Título: A PF e o procurador
Autor: Cruvinel, Tereza
Fonte: O Globo, 27/09/2007, O Globo, p. 2

O procurador-geral Antonio Fernando criticou a natureza opinativa do relatório da Polícia Federal sobre o valerioduto mineiro. Não teria gostado das "deduções" sobre a participação do ministro Walfrido dos Mares Guia no caixa dois da campanha de Eduardo Azeredo nem do endosso a uma lista de beneficiários de origem duvidosa. A PF também já acusou o procurador de ter acelerado a denúncia do mensalão, bancando até a formação de quadrilha, sem esperar por investigações complementares. Essa é uma velha e perigosa briga, que ainda será arbitrada pelo STF.

Uma briga preocupante nesses tempos de cólera política e indignação com a corrupção. Uma tal disputa entre o Ministério Público e a Polícia Federal tanto pode favorecer injustiças contra inocentes quanto a impunidade para culpados.

O que está no STF é uma ação sobre a autonomia da PF para conduzir investigações, que a lei reserva ao Ministério Público. A PF quer ter o direito de iniciar investigações, e não apenas o dever de atender aos pedidos dos procuradores. Esse pleito, aparentemente bem-intencionado, pode ter o seu avesso, quando o tempo é pautado pela justa indignação contra os desvios, a corrupção e a impunidade, estimulando a busca dos troféus de caça.

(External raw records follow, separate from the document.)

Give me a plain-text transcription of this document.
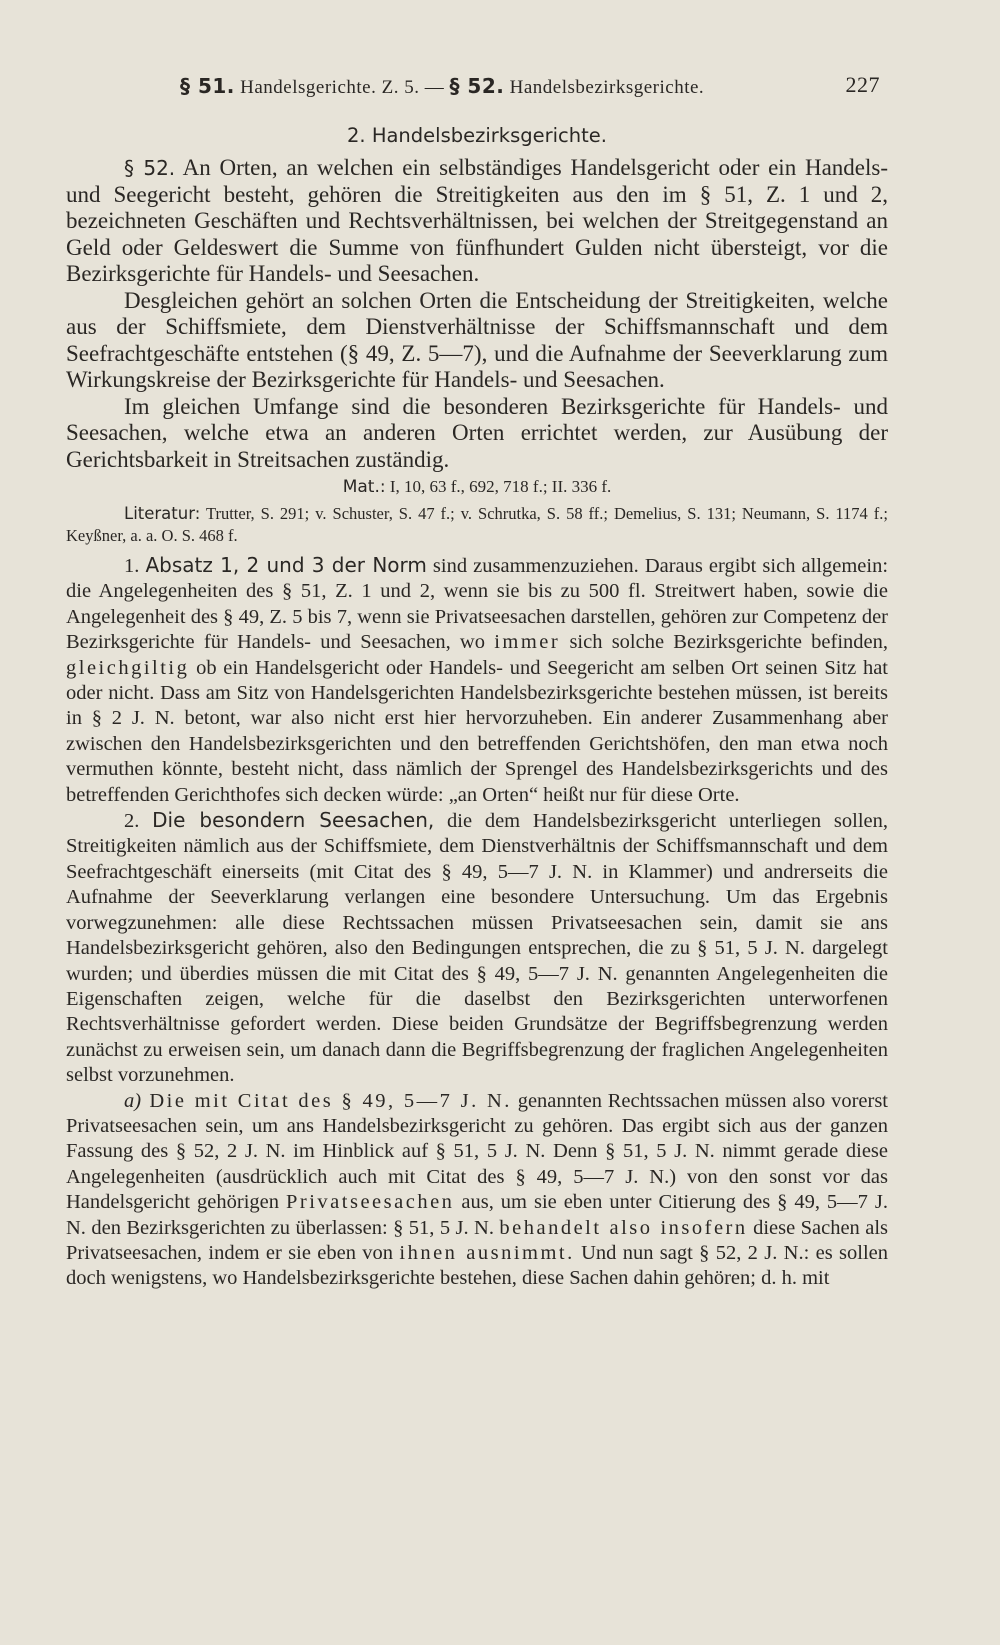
§ 51. Handelsgerichte. Z. 5. — § 52. Handelsbezirksgerichte.	227
2. Handelsbezirksgerichte.

§ 52. An Orten, an welchen ein selbständiges Handelsgericht oder ein Handels- und Seegericht besteht, gehören die Streitigkeiten aus den im § 51, Z. 1 und 2, bezeichneten Geschäften und Rechtsverhältnissen, bei welchen der Streitgegenstand an Geld oder Geldeswert die Summe von fünfhundert Gulden nicht übersteigt, vor die Bezirksgerichte für Handels- und Seesachen.

Desgleichen gehört an solchen Orten die Entscheidung der Streitigkeiten, welche aus der Schiffsmiete, dem Dienstverhältnisse der Schiffsmannschaft und dem Seefrachtgeschäfte entstehen (§ 49, Z. 5—7), und die Aufnahme der Seeverklarung zum Wirkungskreise der Bezirksgerichte für Handels- und Seesachen.

Im gleichen Umfange sind die besonderen Bezirksgerichte für Handels- und Seesachen, welche etwa an anderen Orten errichtet werden, zur Ausübung der Gerichtsbarkeit in Streitsachen zuständig.

Mat.: I, 10, 63 f., 692, 718 f.; II. 336 f.

Literatur: Trutter, S. 291; v. Schuster, S. 47 f.; v. Schrutka, S. 58 ff.; Demelius, S. 131; Neumann, S. 1174 f.; Keyßner, a. a. O. S. 468 f.

1. Absatz 1, 2 und 3 der Norm sind zusammenzuziehen. Daraus ergibt sich allgemein: die Angelegenheiten des § 51, Z. 1 und 2, wenn sie bis zu 500 fl. Streitwert haben, sowie die Angelegenheit des § 49, Z. 5 bis 7, wenn sie Privatseesachen darstellen, gehören zur Competenz der Bezirksgerichte für Handels- und Seesachen, wo immer sich solche Bezirksgerichte befinden, gleichgiltig ob ein Handelsgericht oder Handels- und Seegericht am selben Ort seinen Sitz hat oder nicht. Dass am Sitz von Handelsgerichten Handelsbezirksgerichte bestehen müssen, ist bereits in § 2 J. N. betont, war also nicht erst hier hervorzuheben. Ein anderer Zusammenhang aber zwischen den Handelsbezirksgerichten und den betreffenden Gerichtshöfen, den man etwa noch vermuthen könnte, besteht nicht, dass nämlich der Sprengel des Handelsbezirksgerichts und des betreffenden Gerichthofes sich decken würde: „an Orten“ heißt nur für diese Orte.

2. Die besondern Seesachen, die dem Handelsbezirksgericht unterliegen sollen, Streitigkeiten nämlich aus der Schiffsmiete, dem Dienstverhältnis der Schiffsmannschaft und dem Seefrachtgeschäft einerseits (mit Citat des § 49, 5—7 J. N. in Klammer) und andrerseits die Aufnahme der Seeverklarung verlangen eine besondere Untersuchung. Um das Ergebnis vorwegzunehmen: alle diese Rechtssachen müssen Privatseesachen sein, damit sie ans Handelsbezirksgericht gehören, also den Bedingungen entsprechen, die zu § 51, 5 J. N. dargelegt wurden; und überdies müssen die mit Citat des § 49, 5—7 J. N. genannten Angelegenheiten die Eigenschaften zeigen, welche für die daselbst den Bezirksgerichten unterworfenen Rechtsverhältnisse gefordert werden. Diese beiden Grundsätze der Begriffsbegrenzung werden zunächst zu erweisen sein, um danach dann die Begriffsbegrenzung der fraglichen Angelegenheiten selbst vorzunehmen.

a) Die mit Citat des § 49, 5—7 J. N. genannten Rechtssachen müssen also vorerst Privatseesachen sein, um ans Handelsbezirksgericht zu gehören. Das ergibt sich aus der ganzen Fassung des § 52, 2 J. N. im Hinblick auf § 51, 5 J. N. Denn § 51, 5 J. N. nimmt gerade diese Angelegenheiten (ausdrücklich auch mit Citat des § 49, 5—7 J. N.) von den sonst vor das Handelsgericht gehörigen Privatseesachen aus, um sie eben unter Citierung des § 49, 5—7 J. N. den Bezirksgerichten zu überlassen: § 51, 5 J. N. behandelt also insofern diese Sachen als Privatseesachen, indem er sie eben von ihnen ausnimmt. Und nun sagt § 52, 2 J. N.: es sollen doch wenigstens, wo Handelsbezirksgerichte bestehen, diese Sachen dahin gehören; d. h. mit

No caso do valerioduto mineiro, o dilema do procurador estaria em ser tão severo quanto foi no caso do valerioduto federal, sem ter que, para isso, endossar as conclusões da PF que considera frágeis ou precipitadas. Ele receberá amanhã documentos de Mares Guia que devem derrubar cabalmente pelo menos uma acusação, a de que movimentou recursos de procedência desconhecida. O ministro é rico, e não é por isso que merece crédito. Mas o negócio milionário que fez ao vender a Biobrás é conhecido, foi público e notório. Infelizmente para os diabéticos, porque o preço da insulina subiu.

O relatório da PF deu crédito à chamada "lista de Claudio Mourão", que nasceu como "lista de Furnas". A PF atestou a autenticidade material de um documento, de fato original, a última das três versões em fotocópia apresentadas pelo lobista Nilton Monteiro. Mas entre a materialidade e a veracidade do conteúdo há boa distância.

A PF acusou o ex-ministro Silas Rondeau de ter recebido propina de R$100 mil, o que até agora não foi provado. O ministro do STF Gilmar Mendes foi vítima de uma retaliação rasteira, por ter concedido habeas corpus a presos da Operação Navalha. A PF vazou o nome de um homônimo dele como beneficiário das propinas da construtora Gautama.

Fujamos da tentação maniqueísta de achar que a PF é do mal e o Ministério Público é do bem. Ou vice-versa. Ambos têm prestado bons serviços, mas ambos não têm sido imunes à vertigem da publicidade de seus atos. Um dia, tomara, o clima vai mudar. O combate à corrupção prosseguirá, mas não como arma da luta política. Talvez isso já esteja começando com o caso do valerioduto. Os tucanos não tentam tapar o sol com a peneira. O governador Aécio Neves diz que Eduardo Azeredo deve satisfações à sociedade pelo caixa dois de 1998. E o PT, mesmo gostando da volta do cipó de aroeira, não tem falado em "mensalão do PSDB". Até porque, no caso da lista, como diz o deputado Paulo Renato, o PSDB está em companhia de outros partidos, inclusive do PT mineiro, e em quinto lugar.